Это произошло…»
Андрею в 1957 году стукнуло двадцать лет. Пытаясь объяснить тогдашнее воздействие на него картины, Кончаловский, покоренный невиданной свободой мятущейся камеры Урусевского, выделяет прежде всего чувственную музыкальность ленты, оставляя в тени то, о чем хочет сказать Аннинский. А он говорит, как мне кажется, о тотальном сиротстве, в которое окунула страну не только война, но и вся система жизни в Отечестве. Может быть, и Андрей почувствовал в фильме Калатозова трагическое противостояние частной человеческой судьбы страшному накату равнодушной к этой судьбе Истории?
Уже на первом курсе ВГИКа Андрей испытал второй удар той же силы: фильм Анджея Вайды «Пепел и алмаз» (1958). А исполнитель главной роли Збигнев Цыбульский настолько повлиял на будущего режиссера, что тот взял манеру носить, по примеру героя фильма, бойца Армии Крайовой Мацека Хелмицкого, темные очки.
Лента польского режиссера закрепила внедренное «Журавлями»: чувство беззащитности частного человека перед катком истории, хрупкости его индивидуального бытия, бесповоротности выбора. Но Вайда открывал и то, что «никто не знает настоящей правды», когда бросал в предсмертные объятия друг другу коммунистического лидера Щуку и аковца Хелмицкого, жертву и палача. И было трудно понять, кто их них действительная жертва. Вероятно, они состояли в жертвенном родстве…
Может быть, здесь было начало пути к сценариям «Иваново детство», «Андрей Рублев», где противоположение Истории и отдельной человеческой судьбы движет сюжет. Но это был шаг и на собственной дороге жизни к пониманию соотношения масштабов: Я и Мир.
Как время любого слома, любой, даже «бархатной», революции, время оттепели на какой-то исторический миг открывало неизведанные ресурсы и в социуме, и в индивиде. Так, Андрей, еще совсем недавно встретивший слезами смерть Сталина, уже увлеченно внимал диссидентским речам своего старшего друга и наставника Ляндреса-младшего…

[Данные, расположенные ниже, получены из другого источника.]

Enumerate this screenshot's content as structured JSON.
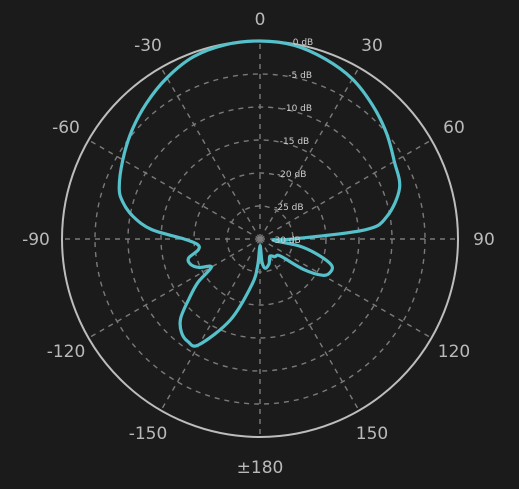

Толчком к перерождению в самом начале оттепели были и «вражеские голоса» зарубежных радиостанций «с леденящей антисоветской пропагандой», «пугающе привлекательные» для Андрея. Слушание и чтение запрещенного, как он сам вспоминает, «медленно раскачивало абсолютную запрограммированность», воспитанную советской школой. Он копил самиздатовскую литературу. На его книжных полках с поэтами Серебряного века Ахматовой, Гумилевым, Сологубом, Мандельштамом, Цветаевой соседствовали книги по йоге, Кришнамурти, труды Рудольфа Штайнера, которыми всерьез увлекался и Тарковский, работы Роже Гароди…
И, конечно, джаз… Армстронг, Гленн Миллер…
ВГИК второй половины 1950-х – начала 1960-х годов…
Многие из тех, кто учился в то время в Институте кинематографии, поминают далекие годы как время «чистого счастья». Студенты не особенно интересовались политикой, но были заряжены «воздухом возрождающегося киноискусства», возможностью прикосновения к культуре. Кроме того, они посвящали себя радости живых, дружеских отношений, радости общения и сладости учения. Атмосфера института требовала обретения собственного «я»: собственной позиции, собственных оценок. Только индивидуальное, творческое вызывало интерес. Так, во всяком случае, им казалось.
Такой атмосферу начальных оттепельных лет, в том числе и учебу в институте, воспринял, вероятно, и Андрей. В то же время Кончаловский, в отличие от многих вгиковцев его призыва, находился несколько в стороне от привычной студенческой стихии. Он для своих лет запоздал с поступлением во ВГИК… Он мог оказаться в Институте кинематографии гораздо ранее, может быть, на одном курсе с Тарковским и Шукшиным. «Запоздав», Кончаловский все-таки «догнал» Андрея Арсеньевича, сотрудничая с ним в работе над дипломом последнего («Каток и скрипка»), в создании «Иванова детства», когда Тарковский уже институт окончил (1961), а Кончаловский только в него поступил.